Sin contexto, se te perdonará por no saber exactamente cuándo o dónde se desarrolla “Silent Flood” durante gran parte de su duración. Tal es el grado en que la comunidad bajo escrutinio (que comparten ancestros con los Amish, dicen, aunque los grupos se dividieron en algún momento a lo largo del camino) se han separado práctica, cultural y políticamente de las formas de vida contemporáneas. Día tras día, aran sus campos manualmente, lavan su ropa en el río, cocinan sus productos sobre brasas y comen a la luz de las velas en muebles tallados a mano.
La cámara observa esas rutinas diarias en espacios bastante íntimos, aunque las personas en la pantalla nunca reconocen su presencia. Todas las voces en off de la película están separadas de las imágenes, de una mezcla de gente de la comunidad no identificada que se contenta con hablar de forma anónima y vecinos vecinos perplejos por estos pacifistas fuera de tiempo. Desde este último campo, una tensión de amargura aparece en sus comentarios cuando surge la guerra: una mujer sugiere que quienes usan sombreros son hipócritas por negarse a unirse al ejército incluso cuando utilizan servicios públicos por los cuales han trabajado los contribuyentes comunes y corrientes. Su queja es contrarrestada por una cita del lado opuesto: «Vivimos bajo Dios, por lo que no hay necesidad de defender el país».

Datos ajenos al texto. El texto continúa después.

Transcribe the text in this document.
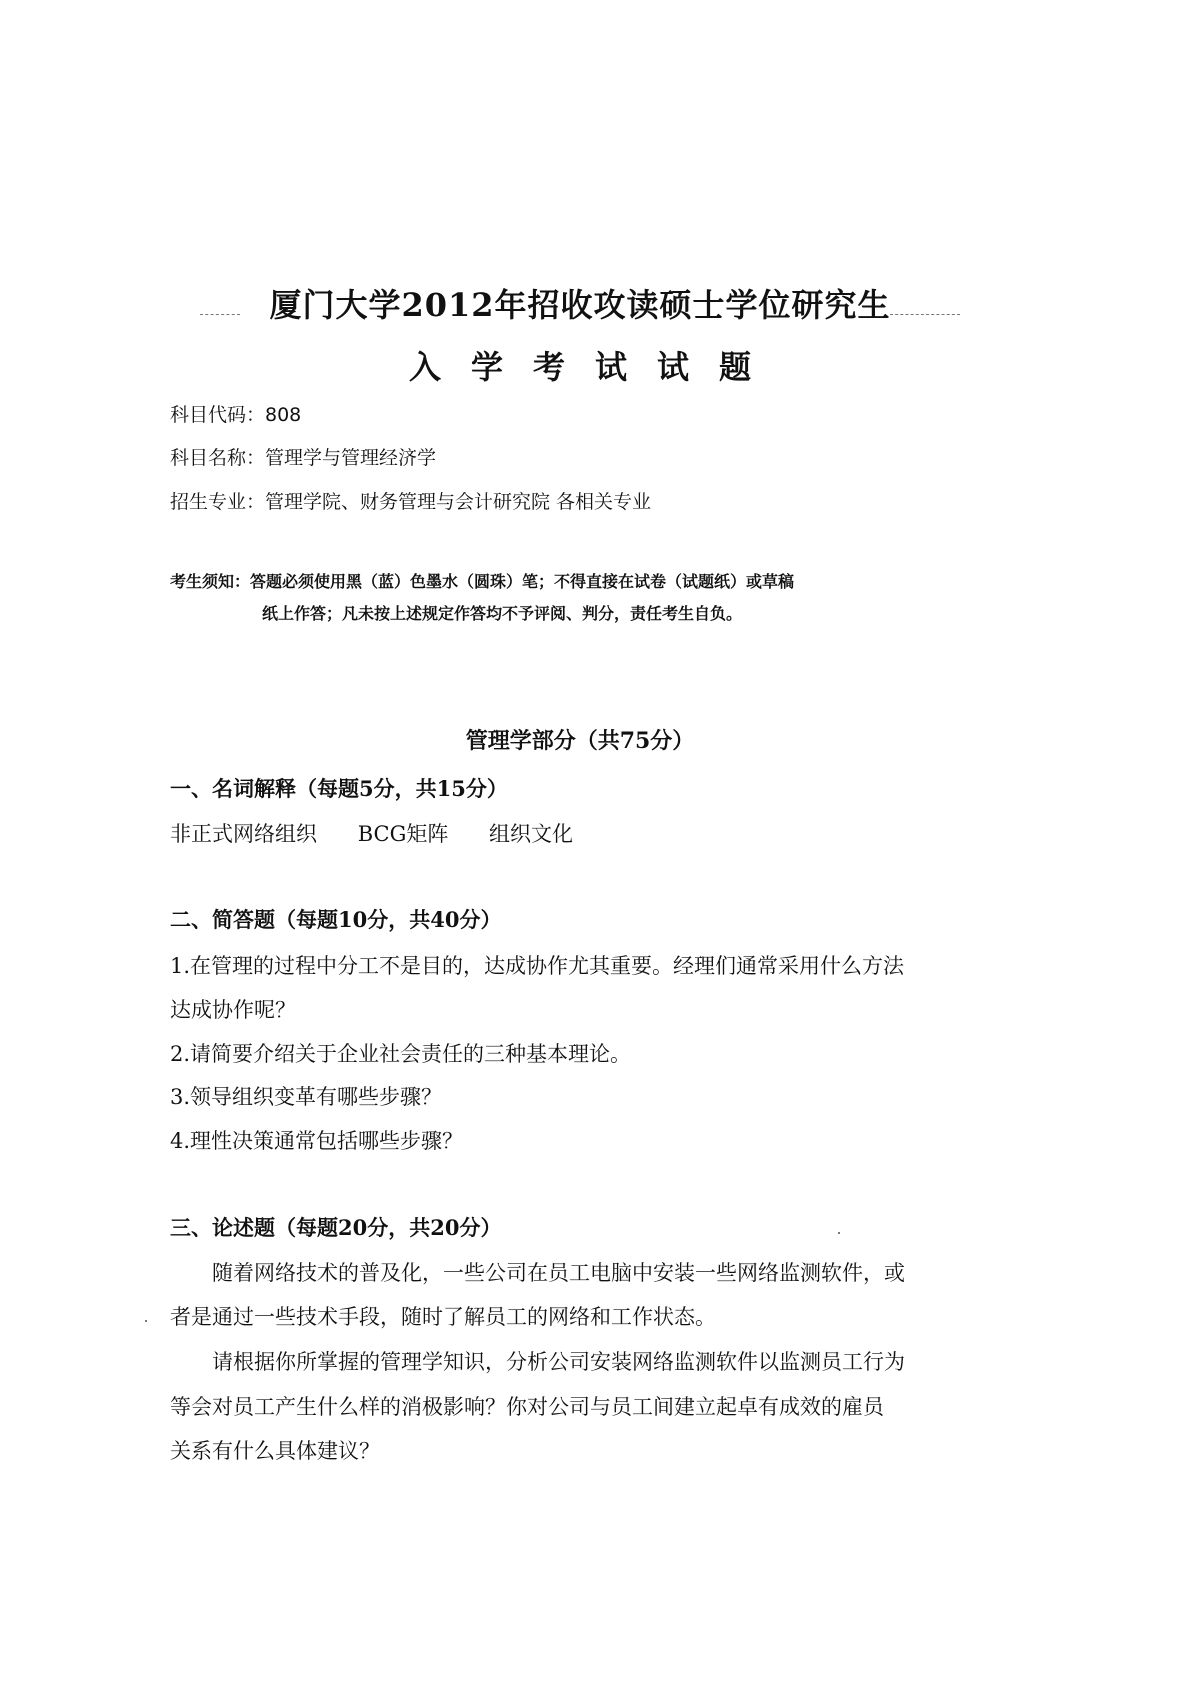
厦门大学2012年招收攻读硕士学位研究生
入学考试试题
科目代码：808
科目名称：管理学与管理经济学
招生专业：管理学院、财务管理与会计研究院 各相关专业
考生须知：答题必须使用黑（蓝）色墨水（圆珠）笔；不得直接在试卷（试题纸）或草稿
纸上作答；凡未按上述规定作答均不予评阅、判分，责任考生自负。
管理学部分（共75分）
一、名词解释（每题5分，共15分）
非正式网络组织 BCG矩阵 组织文化
二、简答题（每题10分，共40分）
1.在管理的过程中分工不是目的，达成协作尤其重要。经理们通常采用什么方法
达成协作呢？
2.请简要介绍关于企业社会责任的三种基本理论。
3.领导组织变革有哪些步骤？
4.理性决策通常包括哪些步骤？
三、论述题（每题20分，共20分）
随着网络技术的普及化，一些公司在员工电脑中安装一些网络监测软件，或
者是通过一些技术手段，随时了解员工的网络和工作状态。
请根据你所掌握的管理学知识，分析公司安装网络监测软件以监测员工行为
等会对员工产生什么样的消极影响？你对公司与员工间建立起卓有成效的雇员
关系有什么具体建议？
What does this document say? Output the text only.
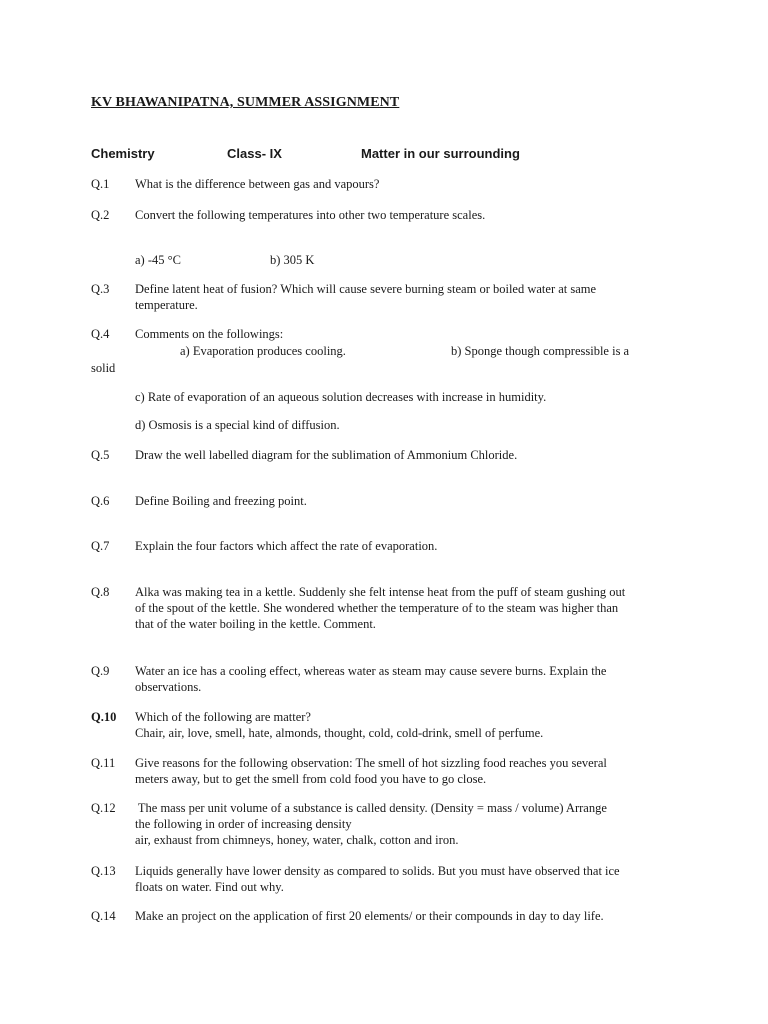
KV BHAWANIPATNA, SUMMER ASSIGNMENT
Chemistry	Class- IX	Matter in our surrounding
Q.1	What is the difference between gas and vapours?
Q.2	Convert the following temperatures into other two temperature scales.
a) -45 °C	b) 305 K
Q.3	Define latent heat of fusion? Which will cause severe burning steam or boiled water at same
temperature.
Q.4	Comments on the followings:
a) Evaporation produces cooling.	b) Sponge though compressible is a
solid
c) Rate of evaporation of an aqueous solution decreases with increase in humidity.
d) Osmosis is a special kind of diffusion.
Q.5	Draw the well labelled diagram for the sublimation of Ammonium Chloride.
Q.6	Define Boiling and freezing point.
Q.7	Explain the four factors which affect the rate of evaporation.
Q.8	Alka was making tea in a kettle. Suddenly she felt intense heat from the puff of steam gushing out
of the spout of the kettle. She wondered whether the temperature of to the steam was higher than
that of the water boiling in the kettle. Comment.
Q.9	Water an ice has a cooling effect, whereas water as steam may cause severe burns. Explain the
observations.
Q.10	Which of the following are matter?
Chair, air, love, smell, hate, almonds, thought, cold, cold-drink, smell of perfume.
Q.11	Give reasons for the following observation: The smell of hot sizzling food reaches you several
meters away, but to get the smell from cold food you have to go close.
Q.12	The mass per unit volume of a substance is called density. (Density = mass / volume) Arrange
the following in order of increasing density
air, exhaust from chimneys, honey, water, chalk, cotton and iron.
Q.13	Liquids generally have lower density as compared to solids. But you must have observed that ice
floats on water. Find out why.
Q.14	Make an project on the application of first 20 elements/ or their compounds in day to day life.
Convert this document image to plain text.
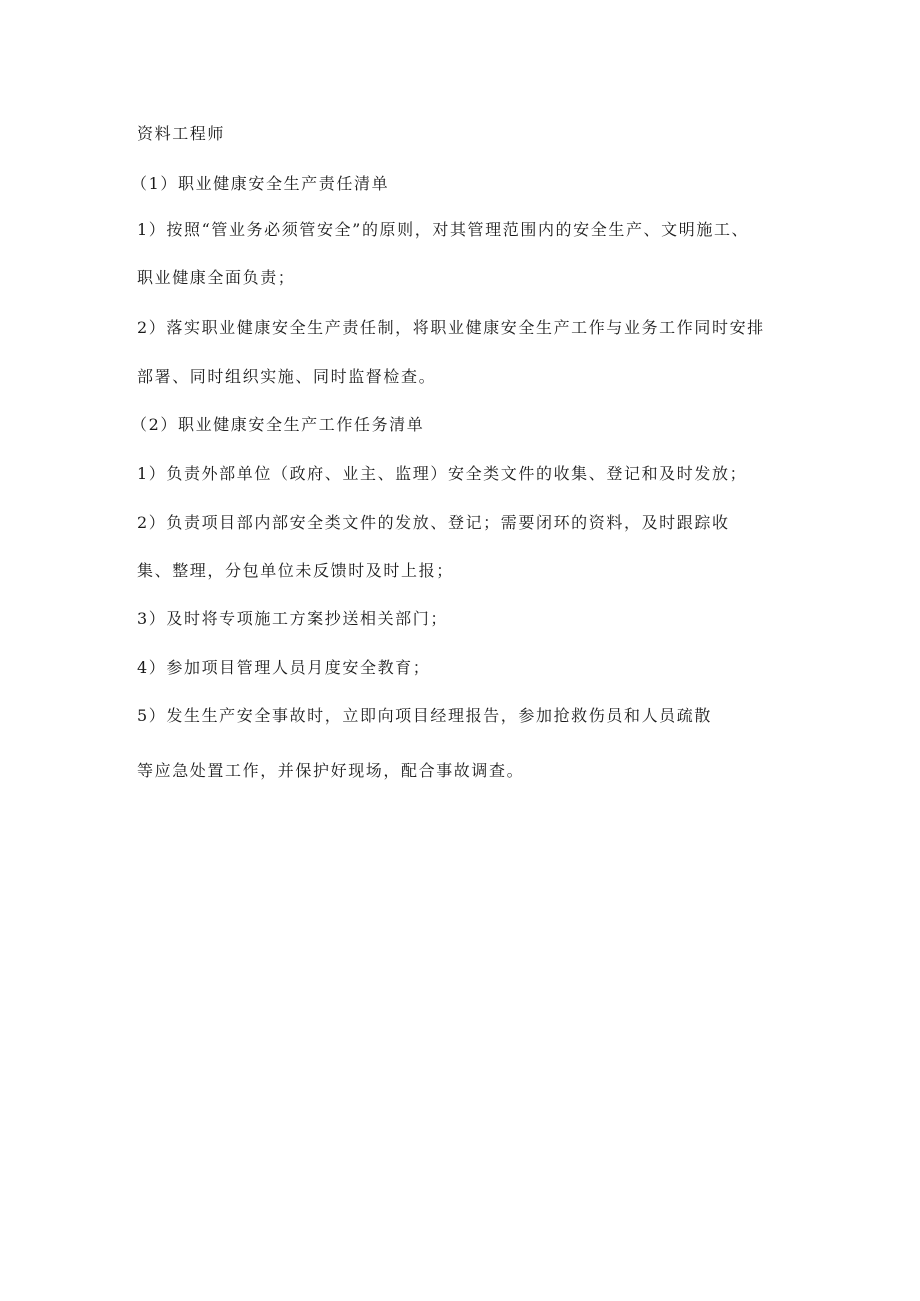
资料工程师
（1）职业健康安全生产责任清单
1）按照“管业务必须管安全”的原则，对其管理范围内的安全生产、文明施工、
职业健康全面负责；
2）落实职业健康安全生产责任制，将职业健康安全生产工作与业务工作同时安排
部署、同时组织实施、同时监督检查。
（2）职业健康安全生产工作任务清单
1）负责外部单位（政府、业主、监理）安全类文件的收集、登记和及时发放；
2）负责项目部内部安全类文件的发放、登记；需要闭环的资料，及时跟踪收
集、整理，分包单位未反馈时及时上报；
3）及时将专项施工方案抄送相关部门；
4）参加项目管理人员月度安全教育；
5）发生生产安全事故时，立即向项目经理报告，参加抢救伤员和人员疏散
等应急处置工作，并保护好现场，配合事故调查。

La película no toma partido en este argumento ideológico, aunque el segundo de sus tres capítulos, titulado simplemente “Pan”, lleva el asunto a un compromiso adecuadamente cristiano: los portadores de sombreros no se unirán a la lucha, pero con gusto hornearán panes grandes y abundantes para enviarlos a los soldados en la línea del frente, un gesto de solidaridad compatible con su creencia de que “la Biblia dice que nos contentemos con pan y ropa”.
En el capítulo final, “Ecos de guerra”, la atención finalmente se desplaza hacia esos soldados, que se muestran refugiados a la luz de las velas en una toma pictórica que refleja claramente una escena anterior a la hora de cenar en la oscura cocina de un portador de sombrero. “Claro que son peculiares, pero me gustaría agradecerles: ellos también están contribuyendo”, dice uno. Anteriormente, escuchamos a los ancianos reflexionar sobre las vidas y los hogares que se perdieron cuando el río se desbordó a principios de la década de 1940, mientras el resto del mundo estaba en guerra; Como sugiere el título, la región se enfrenta una vez más a algún tipo de desastre que escapa a su control.
El propio comentario de Sukholytkyy-Sobchuk trabaja con elocuencia tácita a través de tales paralelismos y contrastes. Se nos muestra que ningún hombre es enteramente una isla, y la incertidumbre del futuro de Ucrania también se cierne sobre quienes usan sombreros, particularmente una generación joven que tal vez no siempre tenga la opción de vivir con tanta independencia del mundo exterior. Muchas de las imágenes y secuencias más encantadoras de “Silent Flood” observan a los niños de la comunidad jugando: montando a caballo por el río en una tarde húmeda de verano, patinando sobre esas mismas aguas heladas en la hora mágica del pleno invierno o haciendo rodar un camión de juguete por un camino de tierra lleno de baches: sólo un presagio, tal vez, de las intrusiones modernas que están por venir.